The Position of the α and β Subunits in a Single Chain Variant of Human Chorionic Gonadotropin Affects the Heterodimeric Interaction of the Subunits and Receptor-binding Epitopes

Abstract

The glycoprotein hormone family represents a class of heterodimers, which include the placental hormone human chorionic gonadotropin (CG) and the anterior pituitary hormones follitropin, lutropin, and thyrotropin. They are composed of common α subunit and a hormone-specific β subunit. Based on the CG crystal structure, it was suggested that the quaternary subunit interactions are crucial for biological activity. However, recent observations using single chain glycoprotein hormone analogs, where the β and α subunits are linked (NH2-CGβ-α; CGβα orientation), implied that the heterodimeric-like quaternary configuration is not a prerequisite for receptor binding/signal transduction. To study the heterodimeric alignment of the two subunit domains in a single chain and its role in the intracellular behavior and biological action of the hormone, a single chain CG variant was constructed in which the carboxyl terminus of α was fused to the CGβ amino terminus (NH2-α -CGβ; αCGβ orientation). The secretion rate of αCGβ from transfected Chinese hamster ovary cells was less than that seen for CGβα. The αCGβ tether was not recognized by dimer-specific monoclonal antibodies and did not bind to lutropin/CG receptor. To define if one or both subunit domains were modified in αCGβ, it was co-transfected with a monomeric α or CGβ gene. In each case, αCGβ/α and αCGβ/CGβ complexes were formed indicating that CG dimer-specific epitopes were established.
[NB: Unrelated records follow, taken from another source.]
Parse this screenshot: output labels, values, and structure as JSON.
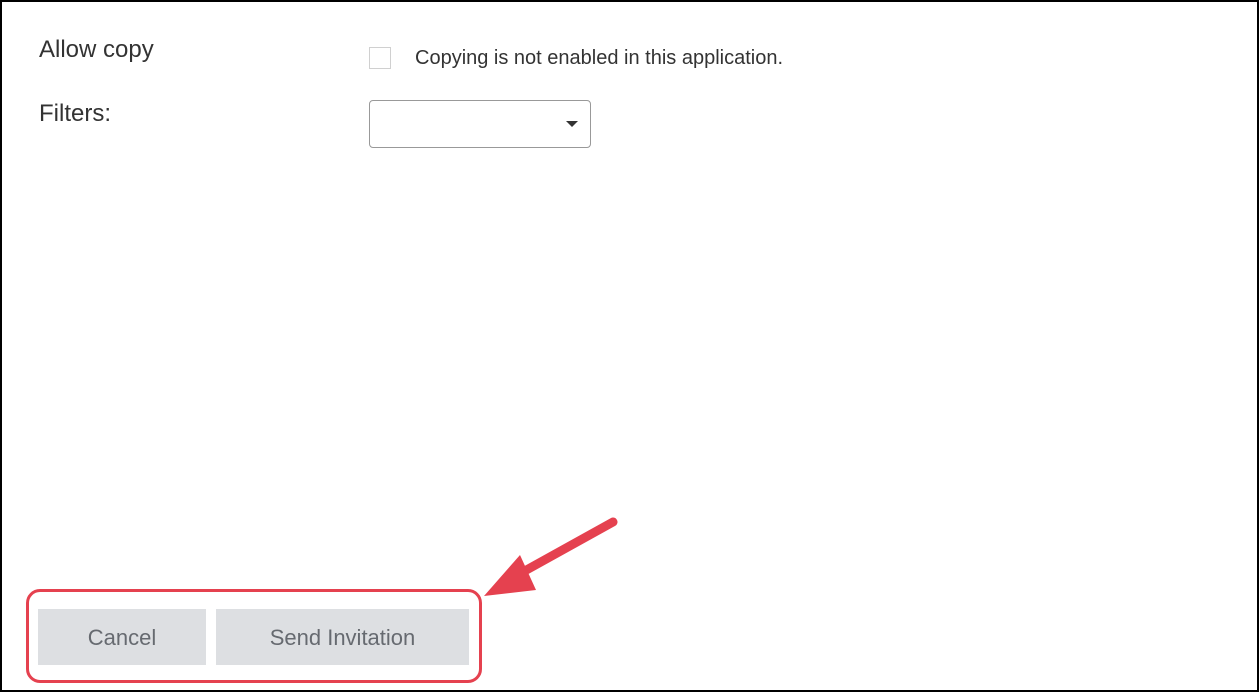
{
  "form": {
    "allow_copy_label": "Allow copy",
    "allow_copy_checked": false,
    "allow_copy_note": "Copying is not enabled in this application.",
    "filters_label": "Filters:",
    "filters_selected": ""
  },
  "actions": {
    "cancel_label": "Cancel",
    "send_label": "Send Invitation"
  },
  "annotation": {
    "highlight_color": "#e5414f",
    "icon": "arrow-pointer-icon"
  },
  "colors": {
    "button_bg": "#dddfe2",
    "button_text": "#666a70",
    "text": "#333333"
  }
}
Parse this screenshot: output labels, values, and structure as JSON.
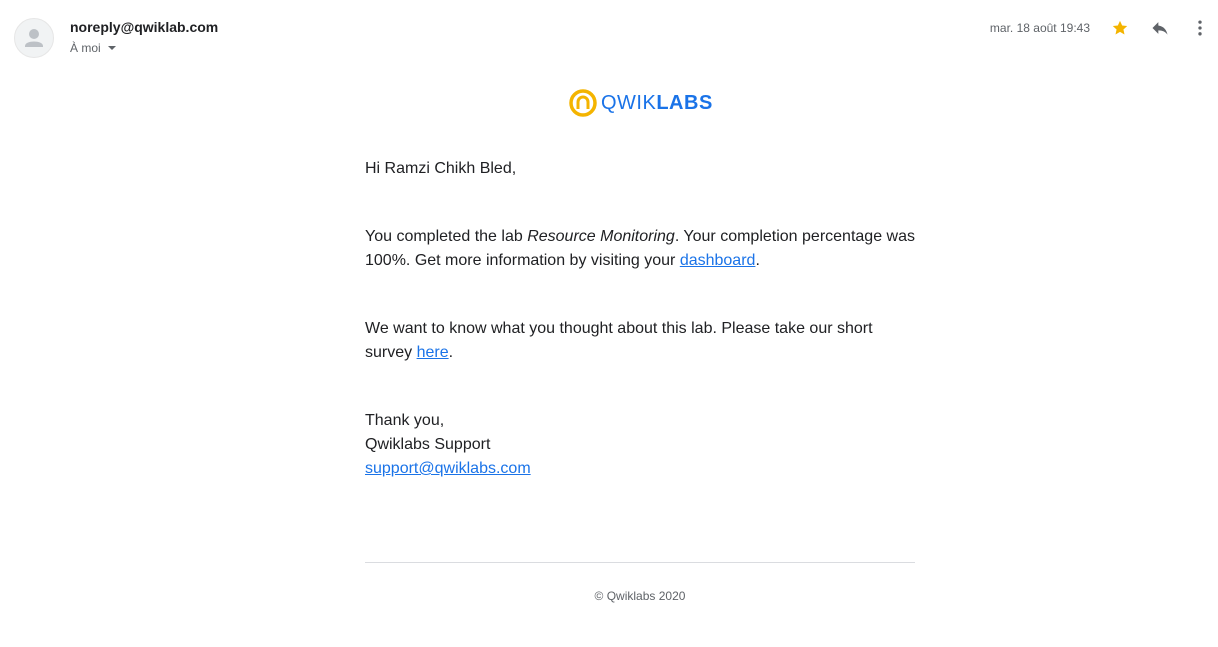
{
  "header": {
    "sender": "noreply@qwiklab.com",
    "recipient": "À moi",
    "date": "mar. 18 août 19:43",
    "icons": {
      "avatar": "person-avatar-icon",
      "star": "star-icon",
      "reply": "reply-icon",
      "more": "more-vert-icon"
    },
    "star_color": "#f4b400"
  },
  "logo": {
    "part1": "QWIK",
    "part2": "LABS",
    "mark_color": "#f4b400",
    "text_color": "#1a73e8"
  },
  "body": {
    "greeting": "Hi Ramzi Chikh Bled,",
    "completed_prefix": "You completed the lab ",
    "lab_name": "Resource Monitoring",
    "completed_middle": ". Your completion percentage was 100%. Get more information by visiting your ",
    "dashboard_link": "dashboard",
    "completed_suffix": ".",
    "survey_prefix": "We want to know what you thought about this lab. Please take our short survey ",
    "survey_link": "here",
    "survey_suffix": ".",
    "thanks": "Thank you,",
    "signature": "Qwiklabs Support",
    "support_email": "support@qwiklabs.com"
  },
  "footer": {
    "copyright": "© Qwiklabs 2020"
  }
}
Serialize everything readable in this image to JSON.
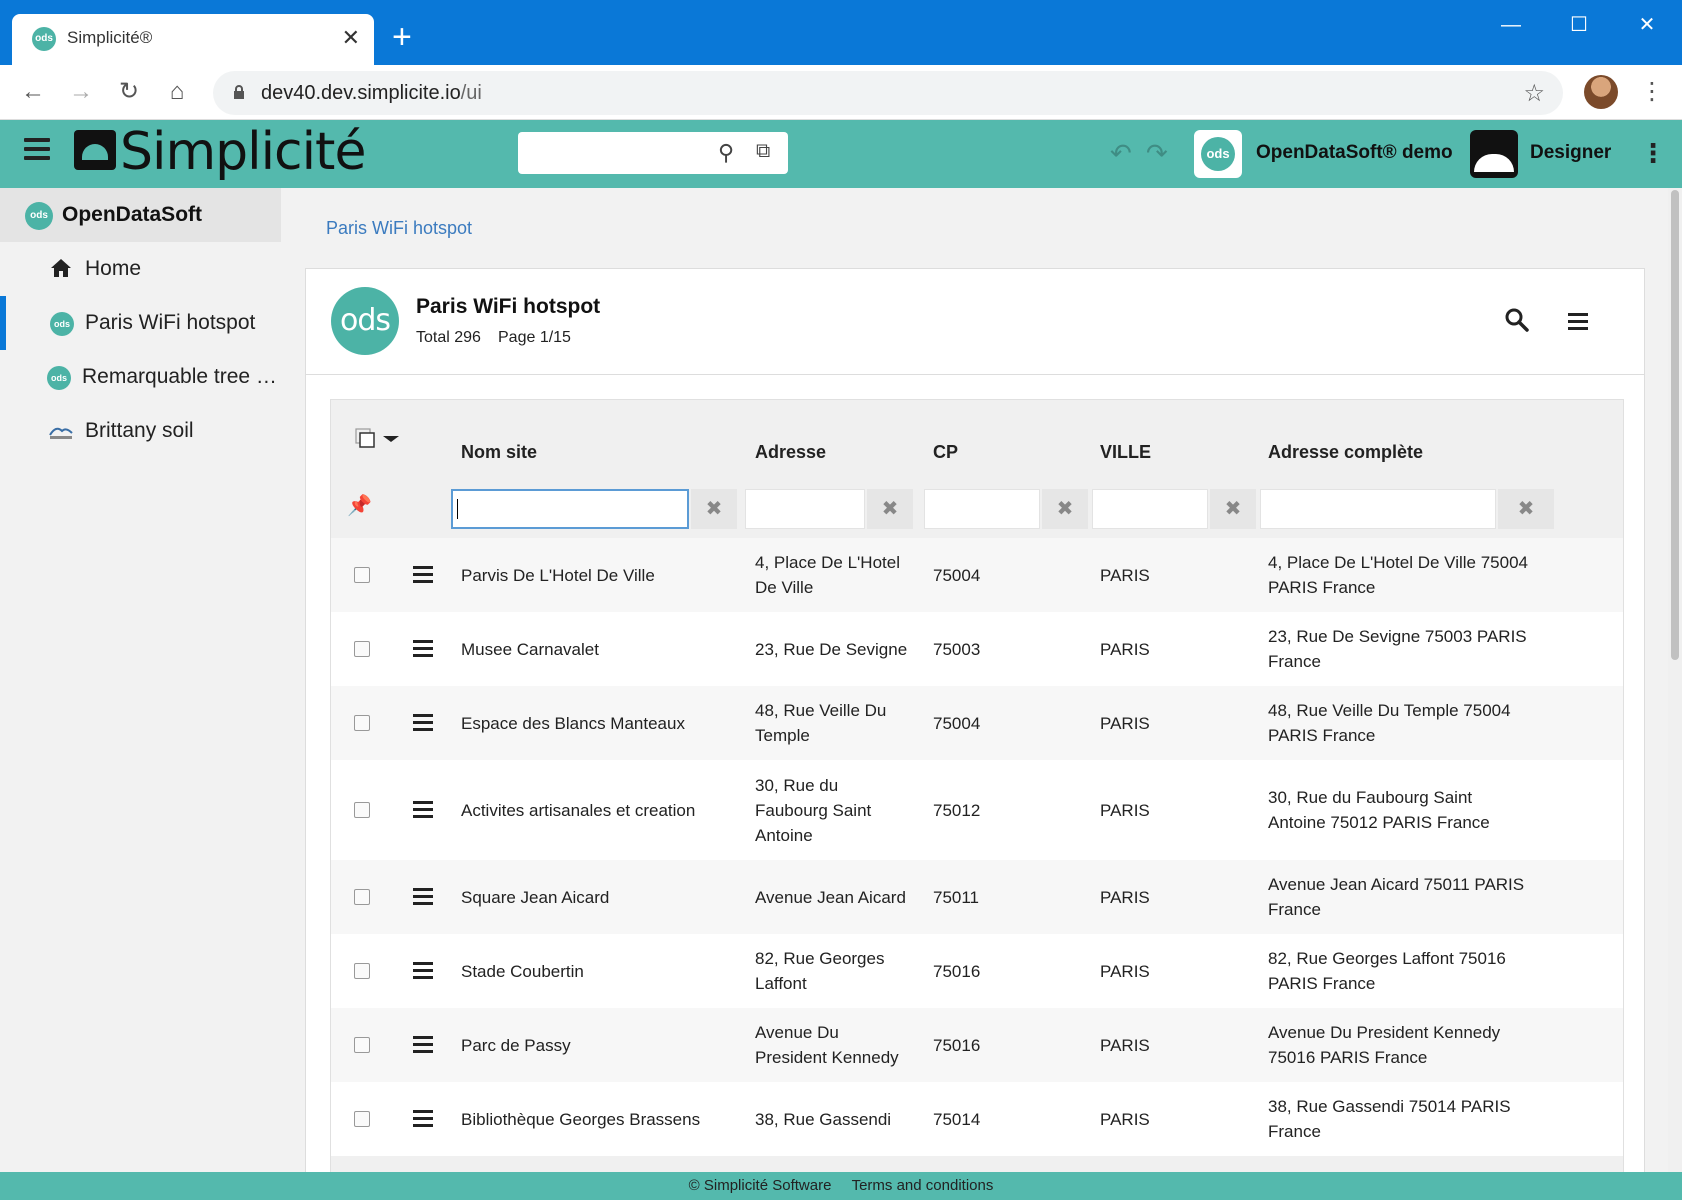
{
  "browser": {
    "tab_title": "Simplicité®",
    "tab_favicon_text": "ods",
    "url_host": "dev40.dev.simplicite.io",
    "url_path": "/ui",
    "colors": {
      "titlebar": "#0a78d7"
    }
  },
  "header": {
    "logo_text": "Simplicité",
    "scope_logo_text": "ods",
    "scope_name": "OpenDataSoft® demo",
    "user_name": "Designer",
    "colors": {
      "accent": "#54b9ad"
    }
  },
  "sidebar": {
    "group_label": "OpenDataSoft",
    "group_icon_text": "ods",
    "items": [
      {
        "label": "Home",
        "icon": "home-icon"
      },
      {
        "label": "Paris WiFi hotspot",
        "icon": "ods-icon",
        "icon_text": "ods",
        "active": true
      },
      {
        "label": "Remarquable tree …",
        "icon": "ods-icon",
        "icon_text": "ods"
      },
      {
        "label": "Brittany soil",
        "icon": "soil-icon"
      }
    ]
  },
  "main": {
    "breadcrumb": "Paris WiFi hotspot",
    "object_logo_text": "ods",
    "title": "Paris WiFi hotspot",
    "total": "Total 296",
    "page": "Page 1/15",
    "columns": [
      "Nom site",
      "Adresse",
      "CP",
      "VILLE",
      "Adresse complète"
    ],
    "filter_clear_glyph": "✖",
    "rows": [
      {
        "nom": "Parvis De L'Hotel De Ville",
        "adresse": [
          "4, Place De L'Hotel",
          "De Ville"
        ],
        "cp": "75004",
        "ville": "PARIS",
        "complete": [
          "4, Place De L'Hotel De Ville 75004",
          "PARIS France"
        ]
      },
      {
        "nom": "Musee Carnavalet",
        "adresse": [
          "23, Rue De Sevigne"
        ],
        "cp": "75003",
        "ville": "PARIS",
        "complete": [
          "23, Rue De Sevigne 75003 PARIS",
          "France"
        ]
      },
      {
        "nom": "Espace des Blancs Manteaux",
        "adresse": [
          "48, Rue Veille Du",
          "Temple"
        ],
        "cp": "75004",
        "ville": "PARIS",
        "complete": [
          "48, Rue Veille Du Temple 75004",
          "PARIS France"
        ]
      },
      {
        "nom": "Activites artisanales et creation",
        "adresse": [
          "30, Rue du",
          "Faubourg Saint",
          "Antoine"
        ],
        "cp": "75012",
        "ville": "PARIS",
        "complete": [
          "30, Rue du Faubourg Saint",
          "Antoine 75012 PARIS France"
        ]
      },
      {
        "nom": "Square Jean Aicard",
        "adresse": [
          "Avenue Jean Aicard"
        ],
        "cp": "75011",
        "ville": "PARIS",
        "complete": [
          "Avenue Jean Aicard 75011 PARIS",
          "France"
        ]
      },
      {
        "nom": "Stade Coubertin",
        "adresse": [
          "82, Rue Georges",
          "Laffont"
        ],
        "cp": "75016",
        "ville": "PARIS",
        "complete": [
          "82, Rue Georges Laffont 75016",
          "PARIS France"
        ]
      },
      {
        "nom": "Parc de Passy",
        "adresse": [
          "Avenue Du",
          "President Kennedy"
        ],
        "cp": "75016",
        "ville": "PARIS",
        "complete": [
          "Avenue Du President Kennedy",
          "75016 PARIS France"
        ]
      },
      {
        "nom": "Bibliothèque Georges Brassens",
        "adresse": [
          "38, Rue Gassendi"
        ],
        "cp": "75014",
        "ville": "PARIS",
        "complete": [
          "38, Rue Gassendi 75014 PARIS",
          "France"
        ]
      }
    ]
  },
  "footer": {
    "copyright": "© Simplicité Software",
    "terms": "Terms and conditions"
  }
}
The αCGβ/α complex bound to receptor indicating that the β domain in the αCGβ tether was still functional. In contrast, no significant receptor binding of αCGβ/CGβ was observed indicating a major perturbation in the α domain. These results suggest that although dimeric-like determinants are present in both αCGβ /α and αCGβ/CGβ complexes, the receptor binding determinants in the α domain of the tether are absent. These results show that generating heterodimeric determinants do not necessarily result in a bioactive molecule. Our data also indicate that the determinants for biological activity are distinct from those associated with intracellular behavior.